Una de la madrugada y mesa encontrada. ¡Antonio, unos cubaticas! Copas y frutos secos para un rato de charla sobre las noticias del día o por los amores por llegar. Una y media de la madrugada, cubatas a medias, conversación interrumpida, revuelo entre los camareros que se acercan a las mesas para decirnos que lo sienten mucho, pero que el bando de ese joven (lo de joven es de mi cosecha) alcalde que tiene la ciudad de Almería les obliga a cerrar a esa hora, una y media de la madrugada. En cinco minutos, te cuentan, aparecen los policías con su talonario de multas y ya les han puesto algunas. No los encontrarás defendiendo al ciudadano, pero si trata de poner multas, como si llevaran comisión ¿La llevan, alcalde? Reitero.


Es viernes, dos de septiembre, estamos todavía en verano y es fin de semana, que sí alcalde, que estamos en verano, que es viernes, fin de semana. Es la una y media de la madrugada y nos levantan de la mesa, son las órdenes del alcalde de una ciudad que mira al mar, dicen que turística, que se gasta miles de euros en promoción en los mercados europeos en busca de clientes para el verano y a los que acostar a las doce y media los días de diario y a la una y media los fines de semana.

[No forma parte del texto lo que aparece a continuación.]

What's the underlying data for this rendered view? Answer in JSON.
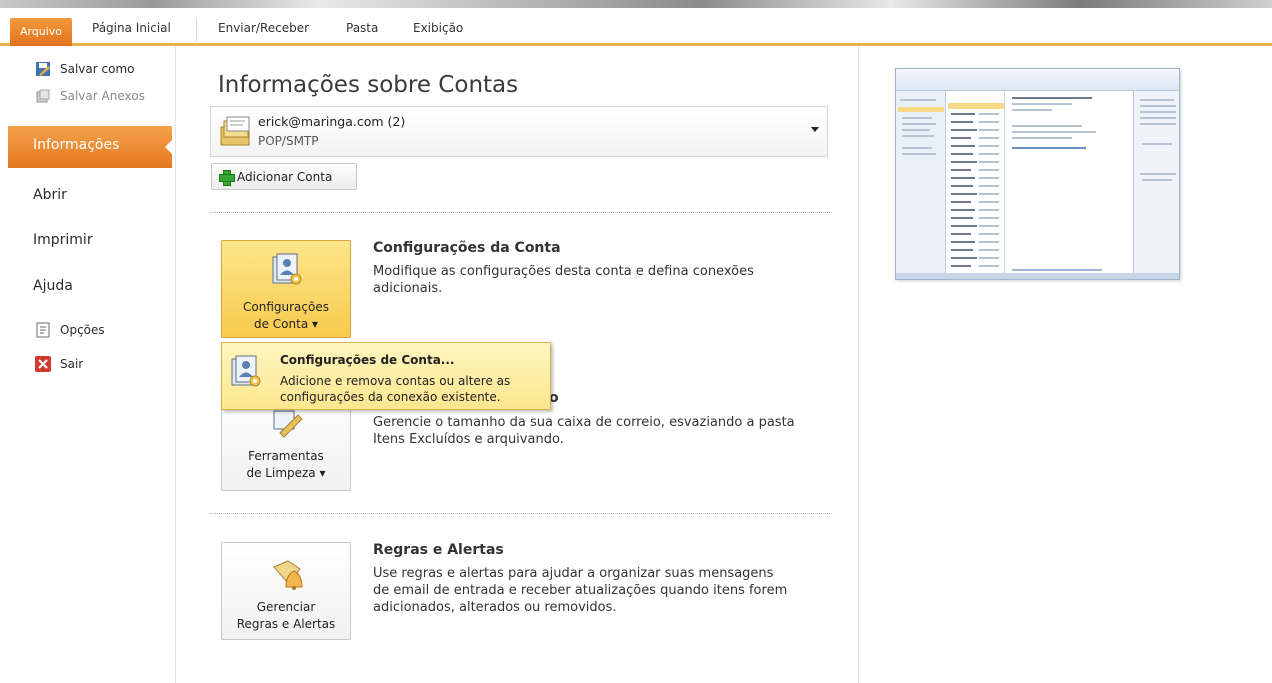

No sé si esta es la Almería qué quiere Ramón Fernández, pero es la que nos impone a los almerienses. Recuerdo que montó un gabinete, mesa u observatorio que iba a marcar los pasos a seguir para la nueva Almería, la del futuro. No hemos vuelto a tener noticias de la plataforma o comisión creada para ello. Por lo que no podemos pensar que sea ella la que aconseja al alcalde sobre la vida nocturna en verano de una ciudad costera y que tiene aspiraciones de ser y de tener un importante atractivo turístico de cara al visitante. Almería, la ciudad del silencio. Bien.